Edith Tolkien died on 29 November 1971 in Bournemouth at the age of 82, and was buried in Wolvercote Cemetery, Oxford. Tolkien was buried with her when he died 21 months later.

== Legacy ==
Below the Tolkiens' names on their grave are the names of the characters of Beren and Lúthien: in the Middle-earth legendarium, Lúthien was the most beautiful of all the Children of Ilúvatar, and forsook her immortality for her love of the mortal warrior Beren. After Beren was captured by the forces of the Dark Lord Morgoth, Lúthien rode to his rescue upon the talking wolfhound Huan. Ultimately, when Beren was slain in battle against the demonic wolf Carcharoth, Lúthien, like Orpheus, approached the Valar gods and persuaded them to restore her beloved to life.

Shortly after Edith's death, Tolkien wrote the following in a letter to their son Christopher.

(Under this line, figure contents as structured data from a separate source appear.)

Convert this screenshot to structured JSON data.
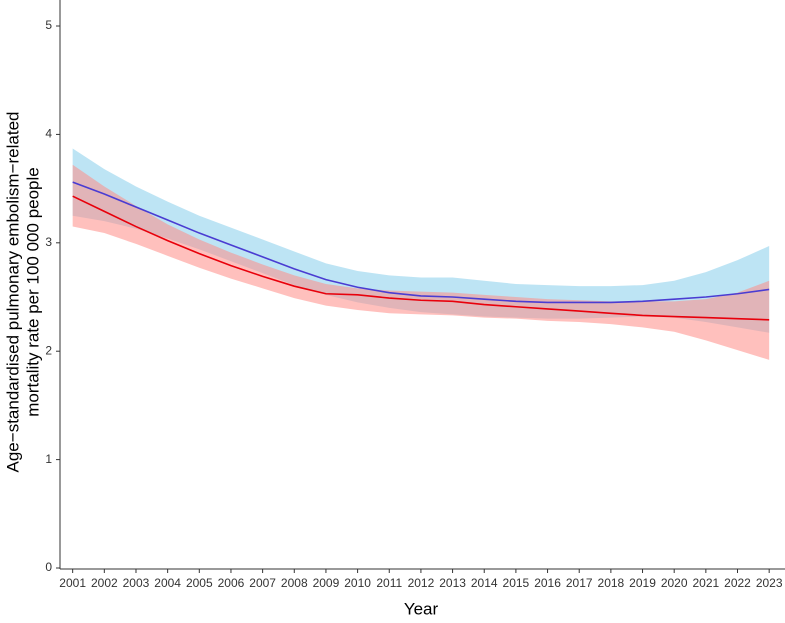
{
  "chart_data": {
    "type": "line",
    "xlabel": "Year",
    "ylabel": [
      "Age−standardised pulmonary embolism−related",
      "mortality rate per 100 000 people"
    ],
    "x": [
      2001,
      2002,
      2003,
      2004,
      2005,
      2006,
      2007,
      2008,
      2009,
      2010,
      2011,
      2012,
      2013,
      2014,
      2015,
      2016,
      2017,
      2018,
      2019,
      2020,
      2021,
      2022,
      2023
    ],
    "xlim": [
      2000.6,
      2023.5
    ],
    "xticks": [
      2001,
      2002,
      2003,
      2004,
      2005,
      2006,
      2007,
      2008,
      2009,
      2010,
      2011,
      2012,
      2013,
      2014,
      2015,
      2016,
      2017,
      2018,
      2019,
      2020,
      2021,
      2022,
      2023
    ],
    "ylim": [
      0,
      5.24
    ],
    "yticks": [
      0,
      1,
      2,
      3,
      4,
      5
    ],
    "series": [
      {
        "color": "#4a3cd2",
        "band_color": "#87ceeb",
        "band_opacity": 0.55,
        "values": [
          3.56,
          3.45,
          3.33,
          3.21,
          3.09,
          2.98,
          2.87,
          2.76,
          2.66,
          2.59,
          2.54,
          2.51,
          2.5,
          2.48,
          2.46,
          2.45,
          2.45,
          2.45,
          2.46,
          2.48,
          2.5,
          2.53,
          2.57
        ],
        "upper": [
          3.87,
          3.68,
          3.52,
          3.38,
          3.25,
          3.14,
          3.03,
          2.92,
          2.81,
          2.74,
          2.7,
          2.68,
          2.68,
          2.65,
          2.62,
          2.61,
          2.6,
          2.6,
          2.61,
          2.65,
          2.73,
          2.84,
          2.97
        ],
        "lower": [
          3.25,
          3.2,
          3.13,
          3.04,
          2.94,
          2.83,
          2.72,
          2.61,
          2.52,
          2.45,
          2.4,
          2.36,
          2.34,
          2.32,
          2.31,
          2.3,
          2.3,
          2.31,
          2.32,
          2.31,
          2.27,
          2.22,
          2.17
        ]
      },
      {
        "color": "#e8000b",
        "band_color": "#ff8c87",
        "band_opacity": 0.55,
        "values": [
          3.43,
          3.29,
          3.15,
          3.02,
          2.9,
          2.79,
          2.69,
          2.6,
          2.53,
          2.52,
          2.49,
          2.47,
          2.46,
          2.43,
          2.41,
          2.39,
          2.37,
          2.35,
          2.33,
          2.32,
          2.31,
          2.3,
          2.29
        ],
        "upper": [
          3.72,
          3.52,
          3.34,
          3.17,
          3.03,
          2.91,
          2.8,
          2.7,
          2.62,
          2.58,
          2.56,
          2.55,
          2.54,
          2.52,
          2.5,
          2.48,
          2.47,
          2.46,
          2.46,
          2.46,
          2.48,
          2.54,
          2.65
        ],
        "lower": [
          3.15,
          3.09,
          2.99,
          2.88,
          2.77,
          2.67,
          2.58,
          2.49,
          2.42,
          2.38,
          2.35,
          2.34,
          2.33,
          2.31,
          2.3,
          2.28,
          2.27,
          2.25,
          2.22,
          2.18,
          2.1,
          2.01,
          1.92
        ]
      }
    ]
  }
}
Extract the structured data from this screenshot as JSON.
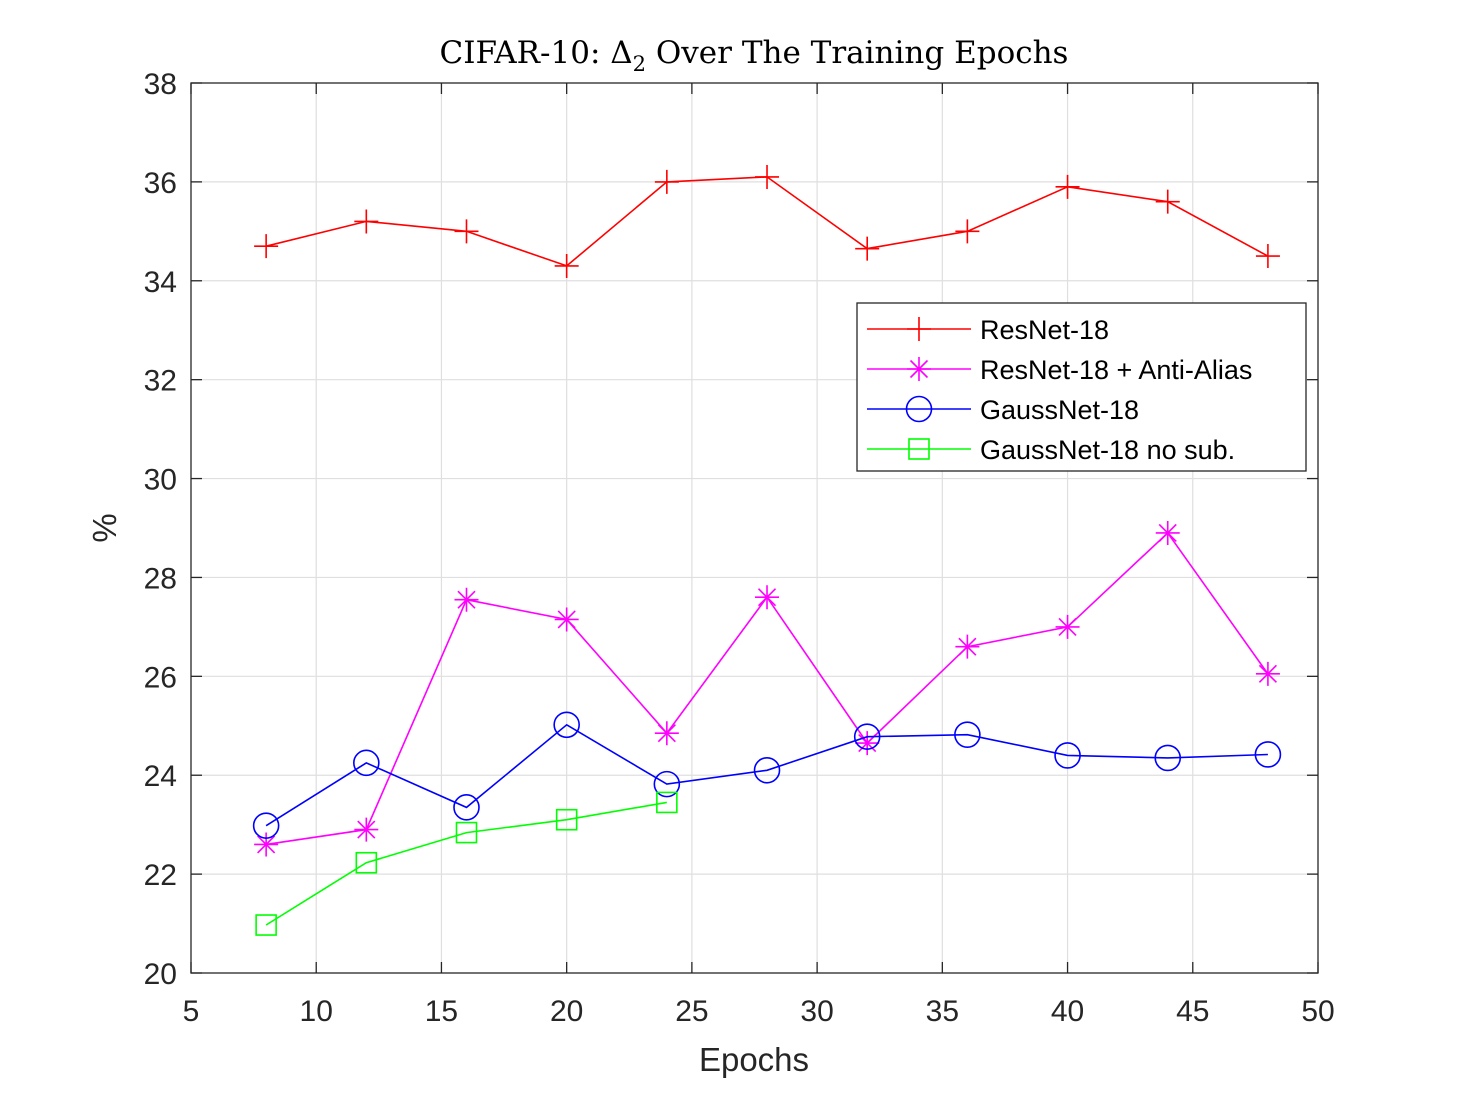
{
  "chart_data": {
    "type": "line",
    "title": "CIFAR-10: Δ₂ Over The Training Epochs",
    "title_main": "CIFAR-10: Δ",
    "title_sub": "2",
    "title_rest": " Over The Training Epochs",
    "xlabel": "Epochs",
    "ylabel": "%",
    "xlim": [
      5,
      50
    ],
    "ylim": [
      20,
      38
    ],
    "xticks": [
      5,
      10,
      15,
      20,
      25,
      30,
      35,
      40,
      45,
      50
    ],
    "yticks": [
      20,
      22,
      24,
      26,
      28,
      30,
      32,
      34,
      36,
      38
    ],
    "grid": true,
    "legend_position": "upper-right",
    "series": [
      {
        "name": "ResNet-18",
        "color": "#ff0000",
        "marker": "plus",
        "x": [
          8,
          12,
          16,
          20,
          24,
          28,
          32,
          36,
          40,
          44,
          48
        ],
        "y": [
          34.7,
          35.2,
          35.0,
          34.3,
          36.0,
          36.1,
          34.65,
          35.0,
          35.9,
          35.6,
          34.5
        ]
      },
      {
        "name": "ResNet-18 + Anti-Alias",
        "color": "#ff00ff",
        "marker": "asterisk",
        "x": [
          8,
          12,
          16,
          20,
          24,
          28,
          32,
          36,
          40,
          44,
          48
        ],
        "y": [
          22.6,
          22.9,
          27.55,
          27.15,
          24.85,
          27.6,
          24.65,
          26.6,
          27.0,
          28.9,
          26.05
        ]
      },
      {
        "name": "GaussNet-18",
        "color": "#0000ff",
        "marker": "circle",
        "x": [
          8,
          12,
          16,
          20,
          24,
          28,
          32,
          36,
          40,
          44,
          48
        ],
        "y": [
          22.98,
          24.25,
          23.35,
          25.02,
          23.82,
          24.1,
          24.78,
          24.82,
          24.4,
          24.35,
          24.42
        ]
      },
      {
        "name": "GaussNet-18 no sub.",
        "color": "#00ff00",
        "marker": "square",
        "x": [
          8,
          12,
          16,
          20,
          24
        ],
        "y": [
          20.97,
          22.23,
          22.84,
          23.1,
          23.45
        ]
      }
    ]
  }
}
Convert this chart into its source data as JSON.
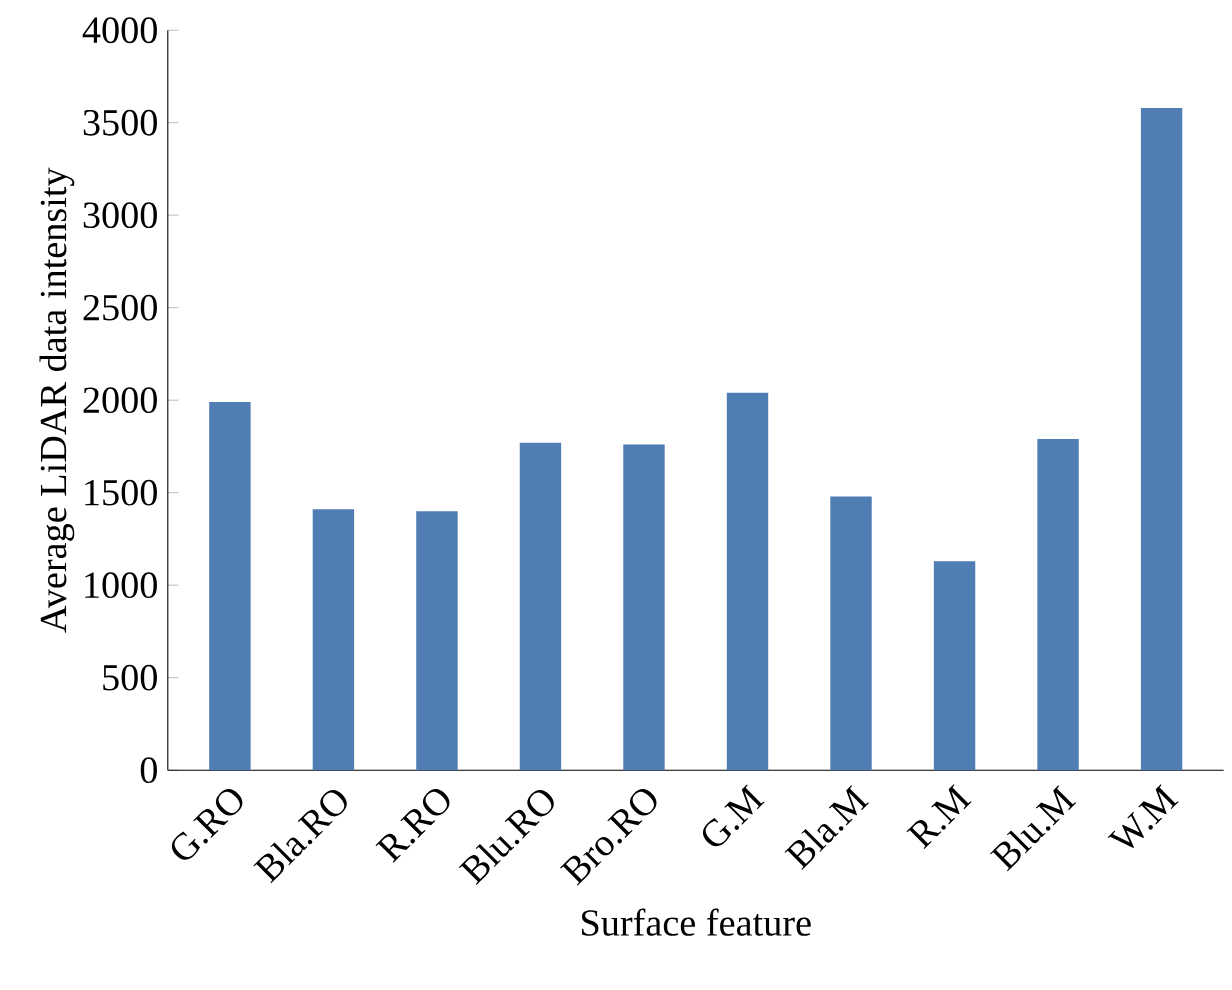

I never called Edith Luthien – but she was the source of the story that in time became the chief part of the Silmarillion. It was first conceived in a small woodland glade filled with hemlocks at Roos in Yorkshire (where I was for a brief time in command of an outpost of the Humber Garrison in 1917, and she was able to live with me for a while). In those days her hair was raven, her skin clear, her eyes brighter than you have seen them, and she could sing – and dance. But the story has gone crooked, & I am left, and I cannot plead before the inexorable Mandos.